I would like to see the studies you are mentioning about the effectiveness of transitioning. https://www.researchgate.net/publication/281441727_Suicide_risk_in_the_UK_Trans_population_and_the_role_of_gender_transition_in_decreasing_suicidal_ideation_and_suicide_attempt seems to be referenced a lot. It is a self selected survey, which is the least rigorous type of study (but obviously better than nothing). It showed about 70% of people who transitioned saying they thought about suicide less than before transitioning.
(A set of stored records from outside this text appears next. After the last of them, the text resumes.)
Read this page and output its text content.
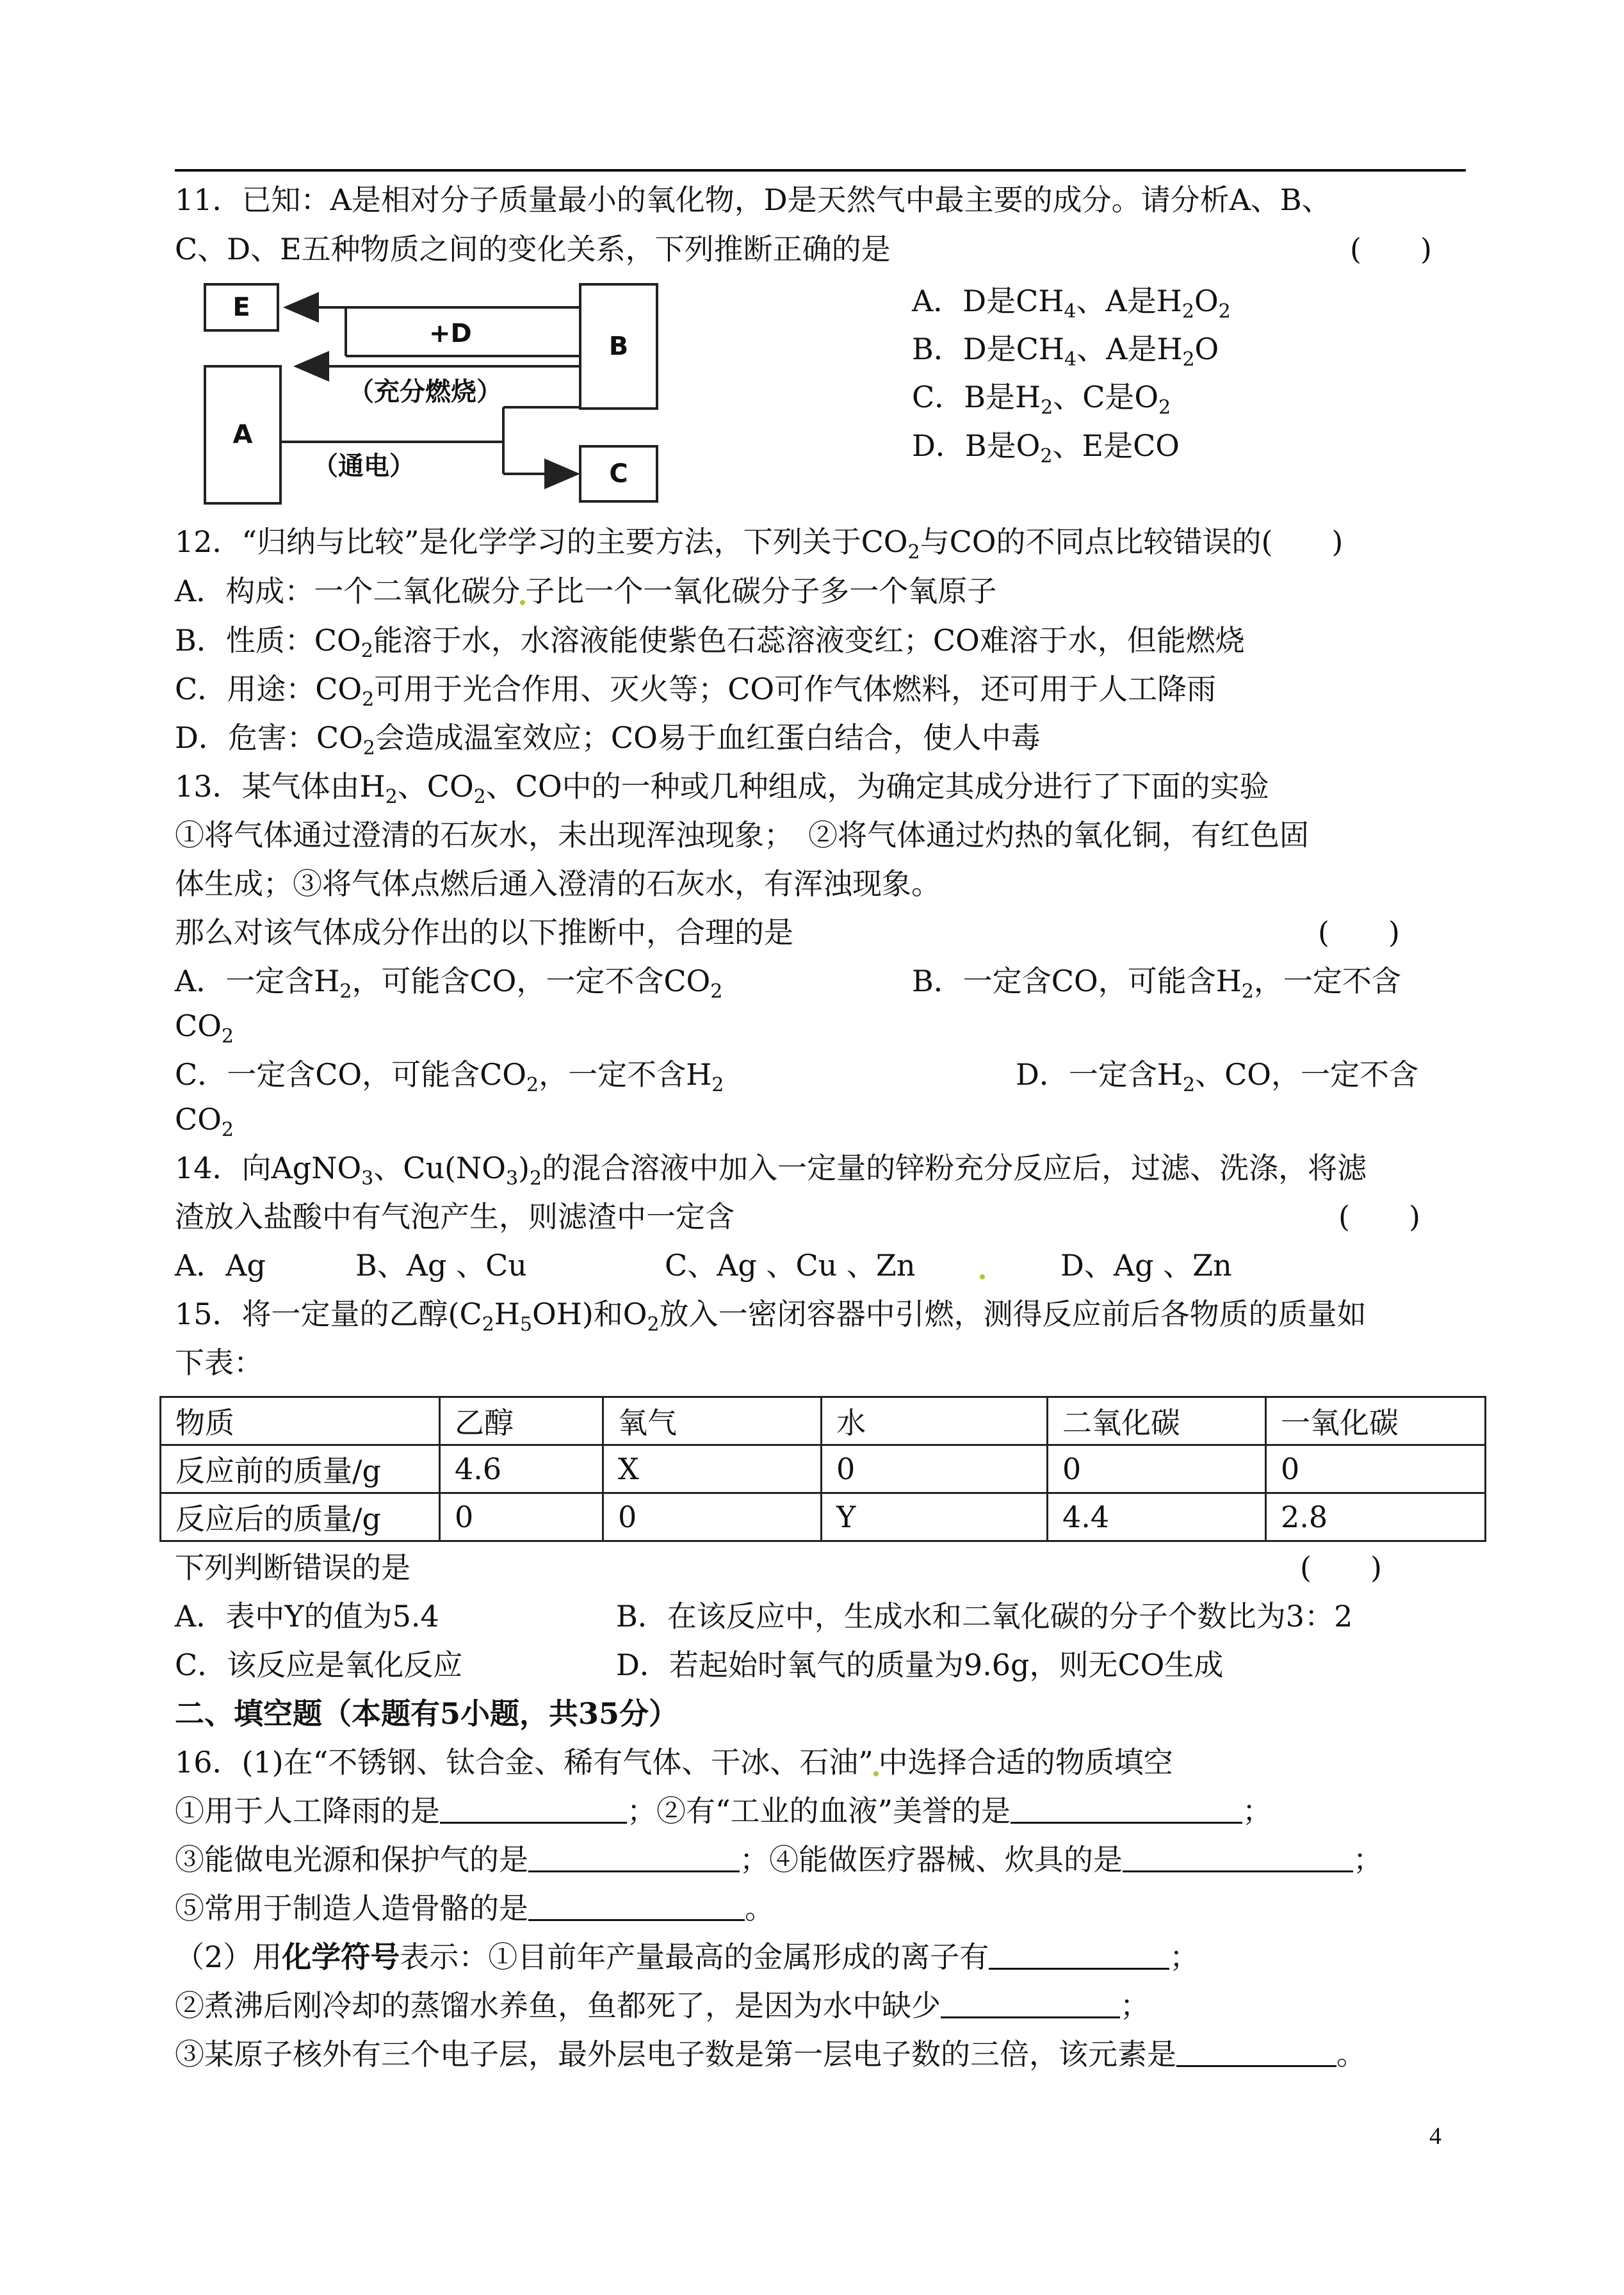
11．已知：A是相对分子质量最小的氧化物，D是天然气中最主要的成分。请分析A、B、
C、D、E五种物质之间的变化关系，下列推断正确的是	(　　)
E
A
B
C
+D
（充分燃烧）
（通电）
A．D是$CH_4$、A是$H_2O_2$
B．D是$CH_4$、A是$H_2O$
C．B是$H_2$、C是$O_2$
D．B是$O_2$、E是CO
12．“归纳与比较”是化学学习的主要方法，下列关于$CO_2$与CO的不同点比较错误的(　　)
A．构成：一个二氧化碳分 子比一个一氧化碳分子多一个氧原子
B．性质：$CO_2$能溶于水，水溶液能使紫色石蕊溶液变红；CO难溶于水，但能燃烧
C．用途：$CO_2$可用于光合作用、灭火等；CO可作气体燃料，还可用于人工降雨
D．危害：$CO_2$会造成温室效应；CO易于血红蛋白结合，使人中毒
13．某气体由$H_2$、$CO_2$、CO中的一种或几种组成，为确定其成分进行了下面的实验
①将气体通过澄清的石灰水，未出现浑浊现象；　②将气体通过灼热的氧化铜，有红色固
体生成；③将气体点燃后通入澄清的石灰水，有浑浊现象。
那么对该气体成分作出的以下推断中，合理的是	(　　)
A．一定含$H_2$，可能含CO，一定不含$CO_2$	B．一定含CO，可能含$H_2$，一定不含
$CO_2$
C．一定含CO，可能含$CO_2$，一定不含$H_2$	D．一定含$H_2$、CO，一定不含
$CO_2$
14．向AgNO$_3$、$Cu(NO_3)_2$的混合溶液中加入一定量的锌粉充分反应后，过滤、洗涤，将滤
渣放入盐酸中有气泡产生，则滤渣中一定含	(　　)
A．Ag	B、Ag 、Cu	C、Ag 、Cu 、Zn	D、Ag 、Zn
15．将一定量的乙醇$(C_2H_5OH)$和$O_2$放入一密闭容器中引燃，测得反应前后各物质的质量如
下表：
物质	乙醇	氧气	水	二氧化碳	一氧化碳
反应前的质量/g	4.6	X	0	0	0
反应后的质量/g	0	0	Y	4.4	2.8
下列判断错误的是	(　　)
A．表中Y的值为5.4	B．在该反应中，生成水和二氧化碳的分子个数比为3：2
C．该反应是氧化反应	D．若起始时氧气的质量为9.6g，则无CO生成
二、填空题（本题有5小题，共35分）
16．(1)在“不锈钢、钛合金、稀有气体、干冰、石油” 中选择合适的物质填空
①用于人工降雨的是	；②有“工业的血液”美誉的是	；
③能做电光源和保护气的是	；④能做医疗器械、炊具的是	；
⑤常用于制造人造骨骼的是	。
（2）用化学符号表示：①目前年产量最高的金属形成的离子有	；
②煮沸后刚冷却的蒸馏水养鱼，鱼都死了，是因为水中缺少	；
③某原子核外有三个电子层，最外层电子数是第一层电子数的三倍，该元素是	。
4
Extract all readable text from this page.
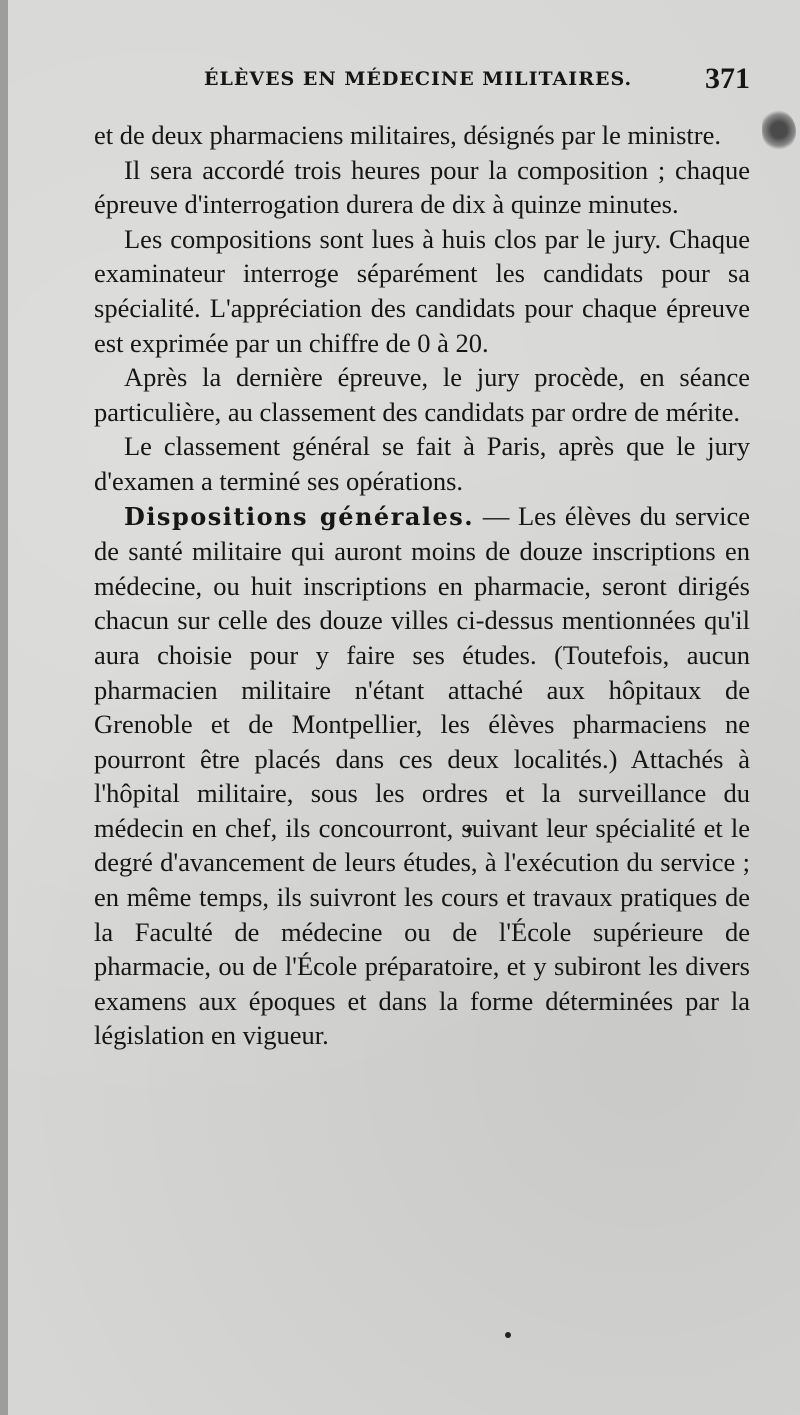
ÉLÈVES EN MÉDECINE MILITAIRES. 371

et de deux pharmaciens militaires, désignés par le ministre.

Il sera accordé trois heures pour la composition ; chaque épreuve d'interrogation durera de dix à quinze minutes.

Les compositions sont lues à huis clos par le jury. Chaque examinateur interroge séparément les candidats pour sa spécialité. L'appréciation des candidats pour chaque épreuve est exprimée par un chiffre de 0 à 20.

Après la dernière épreuve, le jury procède, en séance particulière, au classement des candidats par ordre de mérite.

Le classement général se fait à Paris, après que le jury d'examen a terminé ses opérations.

Dispositions générales. — Les élèves du service de santé militaire qui auront moins de douze inscriptions en médecine, ou huit inscriptions en pharmacie, seront dirigés chacun sur celle des douze villes ci-dessus mentionnées qu'il aura choisie pour y faire ses études. (Toutefois, aucun pharmacien militaire n'étant attaché aux hôpitaux de Grenoble et de Montpellier, les élèves pharmaciens ne pourront être placés dans ces deux localités.) Attachés à l'hôpital militaire, sous les ordres et la surveillance du médecin en chef, ils concourront, suivant leur spécialité et le degré d'avancement de leurs études, à l'exécution du service ; en même temps, ils suivront les cours et travaux pratiques de la Faculté de médecine ou de l'École supérieure de pharmacie, ou de l'École préparatoire, et y subiront les divers examens aux époques et dans la forme déterminées par la législation en vigueur.
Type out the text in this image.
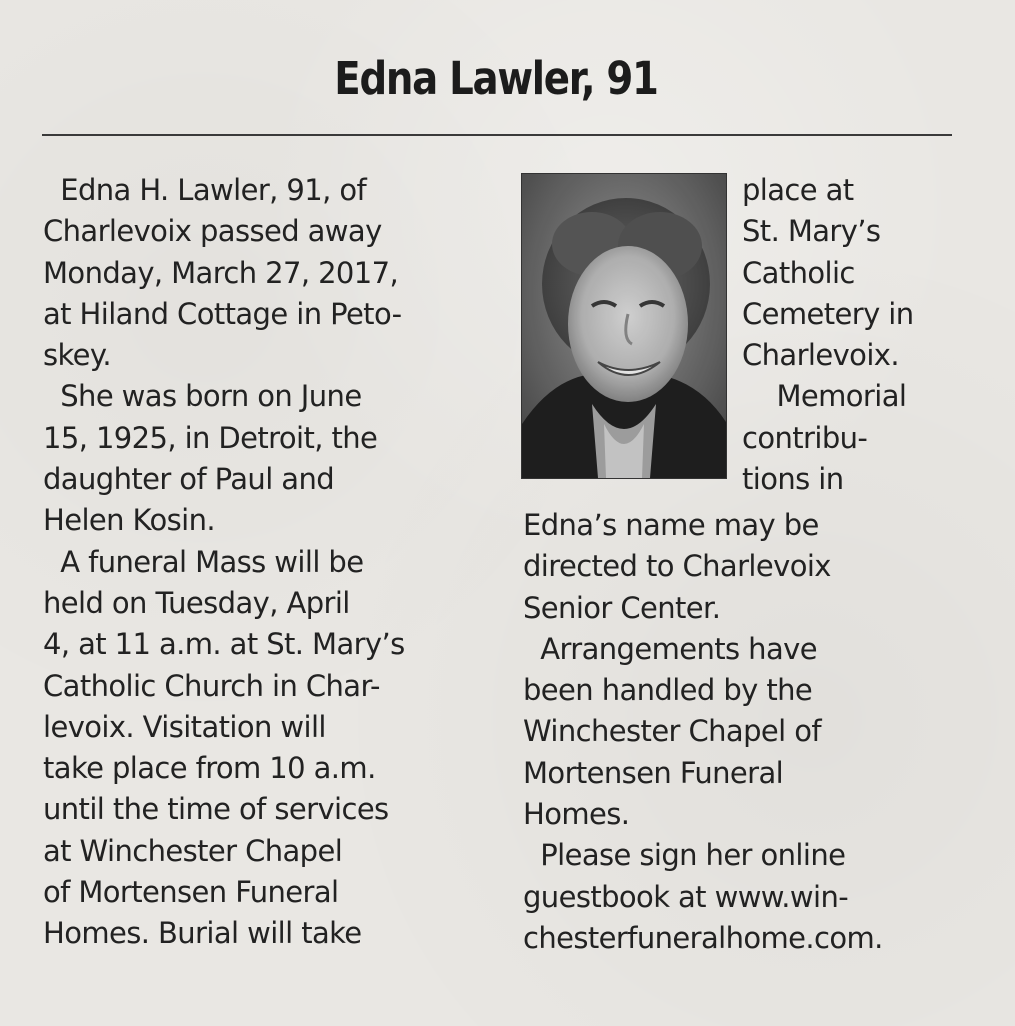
Edna Lawler, 91
Edna H. Lawler, 91, of
Charlevoix passed away
Monday, March 27, 2017,
at Hiland Cottage in Peto-
skey.
She was born on June
15, 1925, in Detroit, the
daughter of Paul and
Helen Kosin.
A funeral Mass will be
held on Tuesday, April
4, at 11 a.m. at St. Mary’s
Catholic Church in Char-
levoix. Visitation will
take place from 10 a.m.
until the time of services
at Winchester Chapel
of Mortensen Funeral
Homes. Burial will take
place at
St. Mary’s
Catholic
Cemetery in
Charlevoix.
Memorial
contribu-
tions in
Edna’s name may be
directed to Charlevoix
Senior Center.
Arrangements have
been handled by the
Winchester Chapel of
Mortensen Funeral
Homes.
Please sign her online
guestbook at www.win-
chesterfuneralhome.com.
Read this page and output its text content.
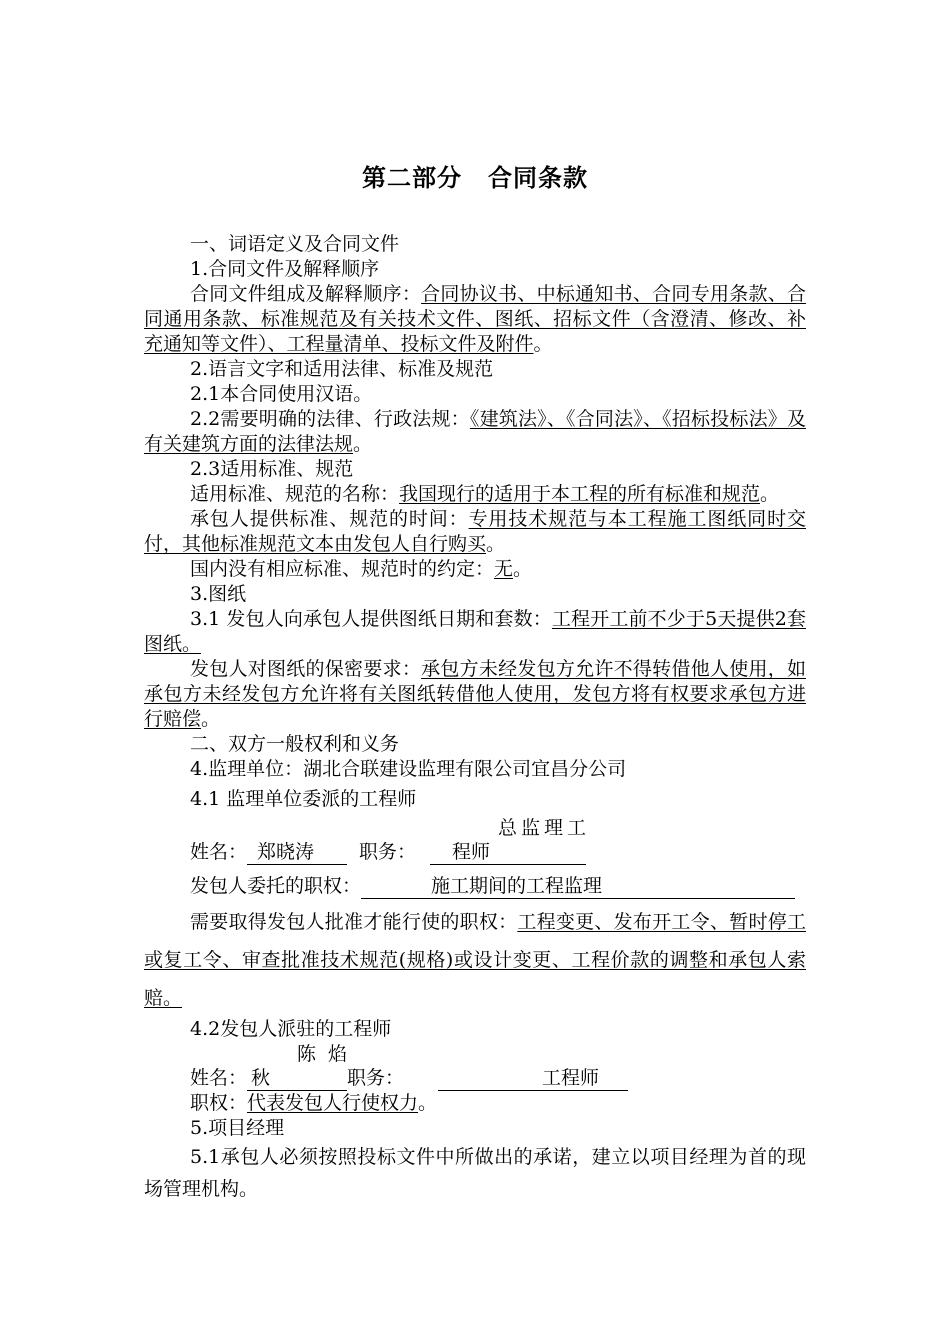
第二部分 合同条款

一、词语定义及合同文件

1.合同文件及解释顺序

合同文件组成及解释顺序：合同协议书、中标通知书、合同专用条款、合同通用条款、标准规范及有关技术文件、图纸、招标文件（含澄清、修改、补充通知等文件）、工程量清单、投标文件及附件。

2.语言文字和适用法律、标准及规范

2.1本合同使用汉语。

2.2需要明确的法律、行政法规：《建筑法》、《合同法》、《招标投标法》及有关建筑方面的法律法规。

2.3适用标准、规范

适用标准、规范的名称：我国现行的适用于本工程的所有标准和规范。

承包人提供标准、规范的时间：专用技术规范与本工程施工图纸同时交付，其他标准规范文本由发包人自行购买。

国内没有相应标准、规范时的约定：无。

3.图纸

3.1 发包人向承包人提供图纸日期和套数：工程开工前不少于5天提供2套图纸。

发包人对图纸的保密要求：承包方未经发包方允许不得转借他人使用，如承包方未经发包方允许将有关图纸转借他人使用，发包方将有权要求承包方进行赔偿。

二、双方一般权利和义务

4.监理单位：湖北合联建设监理有限公司宜昌分公司

4.1 监理单位委派的工程师

姓名： 郑晓涛 职务：总监理工程师

发包人委托的职权：	施工期间的工程监理

需要取得发包人批准才能行使的职权：工程变更、发布开工令、暂时停工或复工令、审查批准技术规范(规格)或设计变更、工程价款的调整和承包人索赔。

4.2发包人派驻的工程师

姓名：陈焰秋	职务：	工程师

职权：代表发包人行使权力。

5.项目经理

5.1承包人必须按照投标文件中所做出的承诺，建立以项目经理为首的现场管理机构。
Another study https://www.ncbi.nlm.nih.gov/pmc/articles/PMC3043071/ was more rigorous, looking at long term, objective outcomes (not survey but clinical data like did a patient die from suicide). It showed death by suicide hazard ration of 19 for post reassignment patients vs controls. It was not looking at pre transition vs post transition however. It basically shows that sexually reassigned patient are at SIGNIFICANT risk for suicide and not "just a couple percentage" points higher than the general population. I think it is very dangerous to say, definitively that "The higher post-op suicide rate than the general population is fully explainable as a result of people not accepting them including often their own family."

I am not against sexual reassignment surgery. I am staunchly in that liberal territory of people should do whatever they want as long as they aren't harming anyone. But I am also a doctor and I am very cautious about incredibly invasive treatments. The more invasive the treatment the better the data should be on projected outcomes.